Это состояние накатывало все чаще, однажды утром Захар буквально выбежал из дома и, радуясь каждому встреченному на улице лицу, "пошел в народ". Ощущая себя немного идиотом, бродил по городу, толкался в магазинах, локтями чувствуя людей. Беглец догадывался, что он дошел до края. Жизнь одиночки сведет его с ума быстрее любых сверхперегрузок интеллекта.

На глаза попалась вывеска "Ремонтная мастерская". На скромном рекламном плакатике изображение утюгов, пылесосов и телевизоров. Воронцов подумал лишь секунду и храбро вошел в небольшое помещение ателье.

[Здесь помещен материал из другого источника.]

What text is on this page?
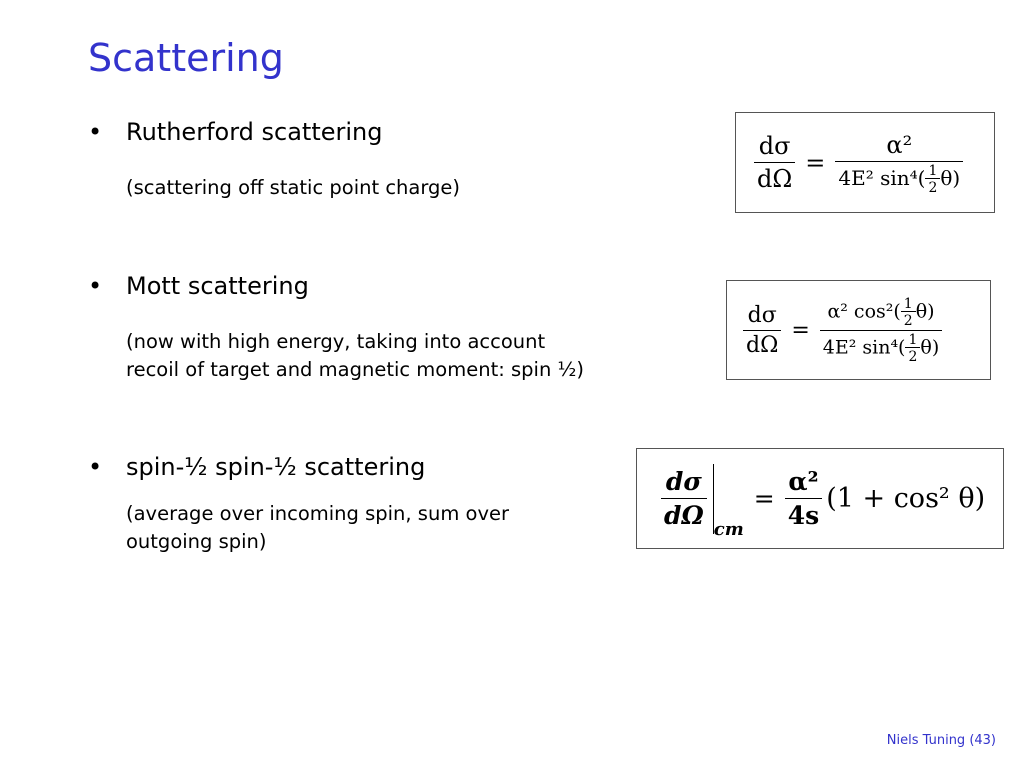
Scattering
• Rutherford scattering
(scattering off static point charge)	$\frac{d\sigma}{d\Omega} = \frac{\text{α²}}{4E^2 \sin^4( \frac{1}{2} \theta)}$
• Mott scattering
(now with high energy, taking into account
recoil of target and magnetic moment: spin ½)
$\frac{d\sigma}{d\Omega} = \frac{\alpha^2 \cos^2( \frac{1}{2} \theta)}{4E^2 \sin^4( \frac{1}{2} \theta)}$
• spin-½ spin-½ scattering
(average over incoming spin, sum over
outgoing spin)
$\frac{d\sigma}{d\Omega}$ cm
= $\frac{\text{α²}}{4s} (1 + \cos^2$ θ)
Niels Tuning (43)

Длинную как пенал комнату разделял надвое прилавок. За прилавком сидел немолодой лысоватый мужчина с внушительным вислым носом и, прищурившись, глядя в глазную лупу, длинной отверткой ковырялся во чреве древнего транзистора. За его спиной стояли стеллажи с принятой к ремонту и уже починенной техникой. В углу, в огромной телевизионной коробке лежала груда всяческого хлама: резисторы, транзисторы, останки лампового радиоприемника, магнитофон невиданной модели, с корпусом, обклеенным рисунками полуголых красоток в доисторических купальниках, разнообразнейшие мотки разноцветной проволоки и прочая, прочая восхитительная дребедень.

Вид коробки с раритетным хламом заворожил Захара практически до немоты. Воронцову вдруг смертельно захотелось по локоть погрузить в коробку руку и найти, нащупать там исколотыми пальцами какое-то сокровище. Деталь для давно придуманного космического аппарата, реле мечты - для магнитно-ядерного томографа.